Hi, Having just got round to trying my Bottomless Portafilter on my Rancilio Silvia V3 (Thought I'd get use to the silvia with the standard Portafilter first in case any mishaps) I have noticed after using the bottomless one a couple of times With the standard double basket that came with the Silvia it seems to leak unless I turn it further than I would have using the original Portafilter. I suppose if the Handles are made with even a slight difference it would require that extra tweak to make the seal but having got use to the original one turning the handle further concerned me a little as I didn't want to force anything I shouldn't.


----------



## Kyle548 (Jan 24, 2013)

SNOBOL said:


> Hi, Having just got round to trying my Bottomless Portafilter on my Rancilio Silvia V3 (Thought I'd get use to the silvia with the standard Portafilter first in case any mishaps) I have noticed after using the bottomless one a couple of times With the standard double basket that came with the Silvia it seems to leak unless I turn it further than I would have using the original Portafilter. I suppose if the Handles are made with even a slight difference it would require that extra tweak to make the seal but having got use to the original one turning the handle further concerned me a little as I didn't want to force anything I shouldn't.


Get a bigger group gasket.

Means the standard pf will become tighter though.

Or, use a basket with a smaller profile.

But realistically, different group gasket.


----------



## CoffeeJohnny (Feb 28, 2011)

That happened with mine on the simonelli it's a pain in the arse when steaming milk.


----------



## jeebsy (May 5, 2013)

geordie-barista said:


> That happened with mine on the simonelli it's a pain in the arse when steaming milk.


My main gripe about the Oscar is how close the PF handle and steam wand are.


----------



## El carajillo (Mar 16, 2013)

Check the thickness of the ears which lock the portafilter in, A slight difference in ear thickness will change the position of the handle, Ie more or less than 6 oclock.

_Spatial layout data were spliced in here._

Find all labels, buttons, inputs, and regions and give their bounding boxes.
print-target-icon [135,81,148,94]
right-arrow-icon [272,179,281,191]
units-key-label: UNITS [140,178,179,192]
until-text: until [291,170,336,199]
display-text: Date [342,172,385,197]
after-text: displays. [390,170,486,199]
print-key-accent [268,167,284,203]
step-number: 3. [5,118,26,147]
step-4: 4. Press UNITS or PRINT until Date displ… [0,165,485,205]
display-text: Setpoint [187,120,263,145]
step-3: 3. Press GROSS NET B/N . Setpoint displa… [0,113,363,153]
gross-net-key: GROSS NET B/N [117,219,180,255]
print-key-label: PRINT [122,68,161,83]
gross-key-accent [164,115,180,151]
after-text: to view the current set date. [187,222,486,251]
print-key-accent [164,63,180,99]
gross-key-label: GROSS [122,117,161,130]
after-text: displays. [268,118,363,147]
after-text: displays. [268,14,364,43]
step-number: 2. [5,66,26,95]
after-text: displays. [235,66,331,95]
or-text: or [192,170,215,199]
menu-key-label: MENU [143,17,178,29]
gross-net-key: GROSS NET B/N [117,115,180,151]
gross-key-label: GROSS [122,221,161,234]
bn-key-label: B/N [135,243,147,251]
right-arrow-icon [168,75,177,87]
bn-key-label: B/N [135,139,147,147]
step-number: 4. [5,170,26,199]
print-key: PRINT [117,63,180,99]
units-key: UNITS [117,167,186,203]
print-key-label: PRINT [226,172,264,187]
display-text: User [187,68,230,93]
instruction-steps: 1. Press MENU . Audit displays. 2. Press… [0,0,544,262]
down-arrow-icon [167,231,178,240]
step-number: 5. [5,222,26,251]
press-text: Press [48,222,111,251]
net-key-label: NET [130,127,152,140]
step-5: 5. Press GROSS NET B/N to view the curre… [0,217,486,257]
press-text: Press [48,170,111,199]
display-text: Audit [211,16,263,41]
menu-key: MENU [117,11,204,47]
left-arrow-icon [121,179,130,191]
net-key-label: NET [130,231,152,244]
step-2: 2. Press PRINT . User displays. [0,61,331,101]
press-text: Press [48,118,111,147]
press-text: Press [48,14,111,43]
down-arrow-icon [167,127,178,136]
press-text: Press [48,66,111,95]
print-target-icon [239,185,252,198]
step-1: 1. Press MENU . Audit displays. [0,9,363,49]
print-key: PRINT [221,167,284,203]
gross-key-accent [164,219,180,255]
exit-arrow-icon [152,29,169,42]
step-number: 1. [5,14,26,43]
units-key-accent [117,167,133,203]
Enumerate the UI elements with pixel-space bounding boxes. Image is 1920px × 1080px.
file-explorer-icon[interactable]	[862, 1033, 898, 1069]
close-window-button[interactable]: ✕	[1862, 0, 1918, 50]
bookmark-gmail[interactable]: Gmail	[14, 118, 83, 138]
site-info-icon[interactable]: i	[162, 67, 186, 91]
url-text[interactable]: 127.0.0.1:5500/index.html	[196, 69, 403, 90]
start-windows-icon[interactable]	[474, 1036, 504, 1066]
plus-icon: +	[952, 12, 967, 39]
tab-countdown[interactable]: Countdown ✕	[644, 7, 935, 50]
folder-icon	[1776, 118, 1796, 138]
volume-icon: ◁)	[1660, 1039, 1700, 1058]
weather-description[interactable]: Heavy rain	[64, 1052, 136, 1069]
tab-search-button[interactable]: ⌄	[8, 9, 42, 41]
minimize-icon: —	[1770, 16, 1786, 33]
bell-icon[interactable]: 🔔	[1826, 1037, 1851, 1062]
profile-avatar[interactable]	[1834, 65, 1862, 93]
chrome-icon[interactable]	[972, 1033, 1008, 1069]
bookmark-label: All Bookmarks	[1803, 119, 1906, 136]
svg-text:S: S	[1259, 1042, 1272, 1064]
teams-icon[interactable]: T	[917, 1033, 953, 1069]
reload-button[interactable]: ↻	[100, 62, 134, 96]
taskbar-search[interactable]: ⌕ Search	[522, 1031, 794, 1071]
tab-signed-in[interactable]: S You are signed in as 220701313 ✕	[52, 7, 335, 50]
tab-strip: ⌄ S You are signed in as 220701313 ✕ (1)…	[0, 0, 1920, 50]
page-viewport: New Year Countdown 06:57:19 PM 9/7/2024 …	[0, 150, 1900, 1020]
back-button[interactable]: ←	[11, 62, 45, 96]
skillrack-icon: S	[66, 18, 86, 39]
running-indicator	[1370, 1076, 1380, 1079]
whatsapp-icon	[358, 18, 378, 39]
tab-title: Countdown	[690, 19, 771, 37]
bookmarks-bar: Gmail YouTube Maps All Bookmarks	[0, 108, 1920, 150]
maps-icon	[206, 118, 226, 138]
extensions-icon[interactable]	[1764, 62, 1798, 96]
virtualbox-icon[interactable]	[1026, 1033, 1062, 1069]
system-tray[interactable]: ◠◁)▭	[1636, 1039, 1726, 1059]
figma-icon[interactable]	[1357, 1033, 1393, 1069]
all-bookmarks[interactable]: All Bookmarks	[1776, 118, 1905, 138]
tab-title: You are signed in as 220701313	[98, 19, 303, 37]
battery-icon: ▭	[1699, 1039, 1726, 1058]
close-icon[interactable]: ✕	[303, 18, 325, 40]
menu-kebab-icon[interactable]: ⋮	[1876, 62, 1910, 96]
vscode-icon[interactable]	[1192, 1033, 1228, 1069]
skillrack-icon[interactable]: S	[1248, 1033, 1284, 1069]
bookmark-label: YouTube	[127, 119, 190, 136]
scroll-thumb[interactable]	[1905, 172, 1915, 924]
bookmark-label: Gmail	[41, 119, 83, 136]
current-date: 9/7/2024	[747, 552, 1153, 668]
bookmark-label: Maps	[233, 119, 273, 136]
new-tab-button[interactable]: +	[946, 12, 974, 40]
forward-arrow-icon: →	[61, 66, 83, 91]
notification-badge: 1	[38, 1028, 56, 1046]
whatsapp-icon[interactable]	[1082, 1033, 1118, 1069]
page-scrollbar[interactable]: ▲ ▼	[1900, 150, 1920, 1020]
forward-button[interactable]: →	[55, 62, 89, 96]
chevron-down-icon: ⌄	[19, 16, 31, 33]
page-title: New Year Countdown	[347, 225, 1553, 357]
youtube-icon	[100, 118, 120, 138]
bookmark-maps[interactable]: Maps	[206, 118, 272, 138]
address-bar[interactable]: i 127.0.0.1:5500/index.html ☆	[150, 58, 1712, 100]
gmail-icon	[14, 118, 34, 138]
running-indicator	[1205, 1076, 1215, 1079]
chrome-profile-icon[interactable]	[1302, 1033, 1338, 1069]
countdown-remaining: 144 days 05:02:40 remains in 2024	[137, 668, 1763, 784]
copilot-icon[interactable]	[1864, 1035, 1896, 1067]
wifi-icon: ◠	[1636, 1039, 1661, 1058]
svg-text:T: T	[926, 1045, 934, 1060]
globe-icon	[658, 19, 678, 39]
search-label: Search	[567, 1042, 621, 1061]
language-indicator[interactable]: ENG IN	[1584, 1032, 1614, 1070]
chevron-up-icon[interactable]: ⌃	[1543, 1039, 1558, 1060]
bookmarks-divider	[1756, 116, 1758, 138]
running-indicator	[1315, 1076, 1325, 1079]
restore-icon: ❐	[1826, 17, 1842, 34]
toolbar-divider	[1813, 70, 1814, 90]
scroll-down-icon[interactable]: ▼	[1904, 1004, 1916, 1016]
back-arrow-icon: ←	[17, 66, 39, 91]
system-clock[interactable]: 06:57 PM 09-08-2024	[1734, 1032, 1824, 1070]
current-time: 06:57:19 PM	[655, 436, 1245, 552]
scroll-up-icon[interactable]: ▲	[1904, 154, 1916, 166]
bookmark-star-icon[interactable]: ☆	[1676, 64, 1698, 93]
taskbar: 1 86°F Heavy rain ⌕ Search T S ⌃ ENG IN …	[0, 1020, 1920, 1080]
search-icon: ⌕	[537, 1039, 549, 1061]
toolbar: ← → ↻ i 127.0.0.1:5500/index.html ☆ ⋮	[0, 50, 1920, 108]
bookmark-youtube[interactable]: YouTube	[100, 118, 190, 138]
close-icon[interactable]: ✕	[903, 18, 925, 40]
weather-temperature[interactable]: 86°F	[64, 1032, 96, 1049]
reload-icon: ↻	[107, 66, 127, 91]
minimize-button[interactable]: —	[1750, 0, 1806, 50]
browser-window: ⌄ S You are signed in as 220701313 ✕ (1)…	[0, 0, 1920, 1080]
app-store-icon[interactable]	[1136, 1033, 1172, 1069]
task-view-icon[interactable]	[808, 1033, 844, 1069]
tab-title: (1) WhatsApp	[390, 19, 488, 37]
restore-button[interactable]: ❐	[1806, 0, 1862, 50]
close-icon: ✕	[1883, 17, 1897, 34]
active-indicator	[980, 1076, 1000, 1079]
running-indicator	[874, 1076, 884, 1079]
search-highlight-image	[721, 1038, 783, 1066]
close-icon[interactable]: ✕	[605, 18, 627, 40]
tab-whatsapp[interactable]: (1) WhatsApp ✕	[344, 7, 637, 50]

If you use a thicker group seal the standard P/F will lock in differently!!!


----------



## Ran1 (Oct 22, 2013)

Rancilio only supply one size group seal which is slightly softer than the one used on commercial machines.

To stop the handle going round too far, a spacer can be fitted underneath the group seal. The only down sides are you'd have to ruin the existing group seal to fit it and as Kyle548 says, your standard handle will become tighter.


----------



## RASD4651 (Apr 15, 2013)

I have never had this problem. Did you buy a Rancilio BPF or an equivalent. Mine was a Rancilio and worked perfectly with the rancilio baskets although I would recommend VST baskets. How old is your Rancilio maybe it needs a new group seal and it was just coincidence that it started leaking now. The only time I have noticed leaking is when I have either overdosed the basket too much or the grind has been to fine and choked the machine.


----------



## Wando64 (Feb 28, 2011)

I personally think that if the problem was with the seal you would experience it with either portafilter. The fact that the two PF behave differently, points to differences in manufacture. Regardless of how further you turn it, does it actually feel that you have to put more force? If the answer is "No", then I wouldn't worry about how far you have to turn. In fact I wouldn't worry regardless as there is nothing to "damage" other than the seal which you would want to change yearly (or so) anyway.


----------